Personally I don't precook them and I chop them up and add to the cream cheese


----------



## slanted88 (Jun 13, 2009)

I use raw shrimp!


----------



## kingudaroad (Jun 13, 2009)

Seems like they would be like pencil erasers by the time the bacon was done. But I've not tried them in my abt's.


----------



## ellymae (Jun 13, 2009)

I use precooked shrimp and do a coarse chop of them, mix with the cream cheese and take it from there.


----------



## fatback (Jun 15, 2009)

Thanks, folks. mrs. fatback bought a frozen bag of those tiny, precooked shrimp, so that pretty much settled "cooked vs. raw" decision. I diced them up pretty finely, mixed with cream cheese, green onion, and seasoning salt. I did another batch with some diced grilled chicken, cream cheese, cheddar cheese, green onions, and seasoning salt. They were both delicious, and a huge hit.

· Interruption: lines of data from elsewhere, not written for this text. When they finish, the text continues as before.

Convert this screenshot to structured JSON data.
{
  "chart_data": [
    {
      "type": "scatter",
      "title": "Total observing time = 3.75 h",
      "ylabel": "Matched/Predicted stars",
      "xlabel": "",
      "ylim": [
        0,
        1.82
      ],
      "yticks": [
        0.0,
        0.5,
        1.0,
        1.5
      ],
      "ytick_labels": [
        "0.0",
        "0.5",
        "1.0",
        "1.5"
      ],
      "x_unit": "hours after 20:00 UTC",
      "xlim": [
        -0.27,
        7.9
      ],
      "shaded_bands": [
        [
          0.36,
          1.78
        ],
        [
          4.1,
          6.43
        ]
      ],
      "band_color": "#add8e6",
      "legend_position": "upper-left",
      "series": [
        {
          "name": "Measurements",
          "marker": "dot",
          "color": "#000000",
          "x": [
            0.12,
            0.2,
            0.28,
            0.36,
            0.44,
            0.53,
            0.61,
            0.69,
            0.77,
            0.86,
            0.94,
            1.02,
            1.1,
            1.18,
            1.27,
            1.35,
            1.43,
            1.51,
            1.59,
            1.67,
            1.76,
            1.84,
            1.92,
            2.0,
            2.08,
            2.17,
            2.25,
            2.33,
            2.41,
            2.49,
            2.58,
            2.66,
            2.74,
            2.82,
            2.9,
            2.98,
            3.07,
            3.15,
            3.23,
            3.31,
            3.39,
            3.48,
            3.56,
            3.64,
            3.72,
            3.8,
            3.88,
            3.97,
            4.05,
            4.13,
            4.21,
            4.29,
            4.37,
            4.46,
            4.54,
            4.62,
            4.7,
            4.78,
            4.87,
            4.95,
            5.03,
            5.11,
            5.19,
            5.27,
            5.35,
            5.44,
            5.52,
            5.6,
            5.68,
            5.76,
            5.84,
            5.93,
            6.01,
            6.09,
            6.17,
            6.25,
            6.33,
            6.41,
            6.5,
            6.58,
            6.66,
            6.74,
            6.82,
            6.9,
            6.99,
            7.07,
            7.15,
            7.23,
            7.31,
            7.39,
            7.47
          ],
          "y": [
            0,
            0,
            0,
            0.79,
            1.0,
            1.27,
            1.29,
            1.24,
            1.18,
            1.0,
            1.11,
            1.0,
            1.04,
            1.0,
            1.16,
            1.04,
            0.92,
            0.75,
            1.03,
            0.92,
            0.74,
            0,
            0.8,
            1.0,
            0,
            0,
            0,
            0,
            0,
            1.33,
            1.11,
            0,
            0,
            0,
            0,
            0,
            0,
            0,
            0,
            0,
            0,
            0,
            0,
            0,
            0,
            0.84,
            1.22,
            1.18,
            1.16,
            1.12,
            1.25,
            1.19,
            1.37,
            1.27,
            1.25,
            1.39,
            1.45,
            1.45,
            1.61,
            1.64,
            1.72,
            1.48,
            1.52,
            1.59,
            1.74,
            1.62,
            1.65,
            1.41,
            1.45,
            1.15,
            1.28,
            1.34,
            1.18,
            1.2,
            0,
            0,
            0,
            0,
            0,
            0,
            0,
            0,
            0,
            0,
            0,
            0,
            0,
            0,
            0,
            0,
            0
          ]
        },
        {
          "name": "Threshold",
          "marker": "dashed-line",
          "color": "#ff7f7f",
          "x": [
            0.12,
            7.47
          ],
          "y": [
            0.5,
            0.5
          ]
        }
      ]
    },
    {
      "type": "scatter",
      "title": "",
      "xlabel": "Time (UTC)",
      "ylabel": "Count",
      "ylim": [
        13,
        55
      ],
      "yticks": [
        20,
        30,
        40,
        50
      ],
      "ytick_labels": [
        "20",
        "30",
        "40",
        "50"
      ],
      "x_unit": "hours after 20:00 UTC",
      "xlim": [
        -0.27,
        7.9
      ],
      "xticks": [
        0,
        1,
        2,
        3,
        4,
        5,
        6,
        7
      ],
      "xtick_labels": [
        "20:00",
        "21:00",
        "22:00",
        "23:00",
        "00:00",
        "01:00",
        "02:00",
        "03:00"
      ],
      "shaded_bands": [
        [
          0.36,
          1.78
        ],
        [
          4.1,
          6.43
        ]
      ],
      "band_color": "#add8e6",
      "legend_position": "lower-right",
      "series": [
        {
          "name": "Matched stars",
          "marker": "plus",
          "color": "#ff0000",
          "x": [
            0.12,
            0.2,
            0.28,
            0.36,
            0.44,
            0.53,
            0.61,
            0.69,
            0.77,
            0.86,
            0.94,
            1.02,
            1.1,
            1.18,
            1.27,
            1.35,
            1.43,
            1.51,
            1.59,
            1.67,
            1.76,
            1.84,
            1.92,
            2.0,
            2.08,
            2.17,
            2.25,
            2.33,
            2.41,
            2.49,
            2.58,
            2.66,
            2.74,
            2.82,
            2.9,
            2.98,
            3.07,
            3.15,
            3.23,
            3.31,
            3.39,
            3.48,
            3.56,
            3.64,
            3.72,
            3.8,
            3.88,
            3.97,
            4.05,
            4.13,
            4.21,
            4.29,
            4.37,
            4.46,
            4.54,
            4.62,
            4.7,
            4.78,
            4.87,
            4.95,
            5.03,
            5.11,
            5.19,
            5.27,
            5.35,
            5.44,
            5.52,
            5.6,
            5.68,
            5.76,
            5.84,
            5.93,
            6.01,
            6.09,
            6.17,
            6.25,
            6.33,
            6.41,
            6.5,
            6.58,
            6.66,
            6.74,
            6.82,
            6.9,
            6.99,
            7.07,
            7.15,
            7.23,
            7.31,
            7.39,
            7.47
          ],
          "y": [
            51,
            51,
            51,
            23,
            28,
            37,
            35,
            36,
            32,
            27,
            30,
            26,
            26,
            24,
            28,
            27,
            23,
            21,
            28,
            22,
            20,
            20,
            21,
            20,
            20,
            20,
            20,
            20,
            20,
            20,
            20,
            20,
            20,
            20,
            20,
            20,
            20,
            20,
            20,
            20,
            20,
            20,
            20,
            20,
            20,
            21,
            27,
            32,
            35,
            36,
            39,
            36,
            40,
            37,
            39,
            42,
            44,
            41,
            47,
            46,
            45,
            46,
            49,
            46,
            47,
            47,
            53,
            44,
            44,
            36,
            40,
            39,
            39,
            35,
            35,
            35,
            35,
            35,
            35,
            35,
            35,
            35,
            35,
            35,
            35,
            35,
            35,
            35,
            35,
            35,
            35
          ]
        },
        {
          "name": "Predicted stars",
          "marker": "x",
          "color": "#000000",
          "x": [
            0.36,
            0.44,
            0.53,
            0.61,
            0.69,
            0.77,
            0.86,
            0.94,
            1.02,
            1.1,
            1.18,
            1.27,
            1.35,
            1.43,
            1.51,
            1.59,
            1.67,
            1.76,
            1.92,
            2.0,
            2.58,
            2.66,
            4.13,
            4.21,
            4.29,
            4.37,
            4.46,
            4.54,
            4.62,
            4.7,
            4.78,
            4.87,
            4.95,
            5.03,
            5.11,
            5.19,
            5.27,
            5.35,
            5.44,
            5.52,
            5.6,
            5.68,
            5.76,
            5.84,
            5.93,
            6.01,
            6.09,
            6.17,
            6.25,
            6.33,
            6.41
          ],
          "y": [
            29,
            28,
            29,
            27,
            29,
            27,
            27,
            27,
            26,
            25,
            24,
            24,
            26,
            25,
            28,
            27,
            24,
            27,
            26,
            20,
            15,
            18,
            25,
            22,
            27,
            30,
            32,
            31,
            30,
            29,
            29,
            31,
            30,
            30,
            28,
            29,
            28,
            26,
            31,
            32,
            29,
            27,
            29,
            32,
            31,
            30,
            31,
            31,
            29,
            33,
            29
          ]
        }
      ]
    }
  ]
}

A couple of thing's I'll do differently next time: If I buy frozen shrimp again, I will give it more time to thaw so I can extract more water from them. Also, I will try Old Bay in lieu of the regular seasoning salt.

Anyway, having done my first batch of ABT's, I now see that they're pretty hard to screw up. And the aroma of those peppers coming off the BSKD...OH MY GOD!!!

I promise I will bring it with Qvue one of these days.


----------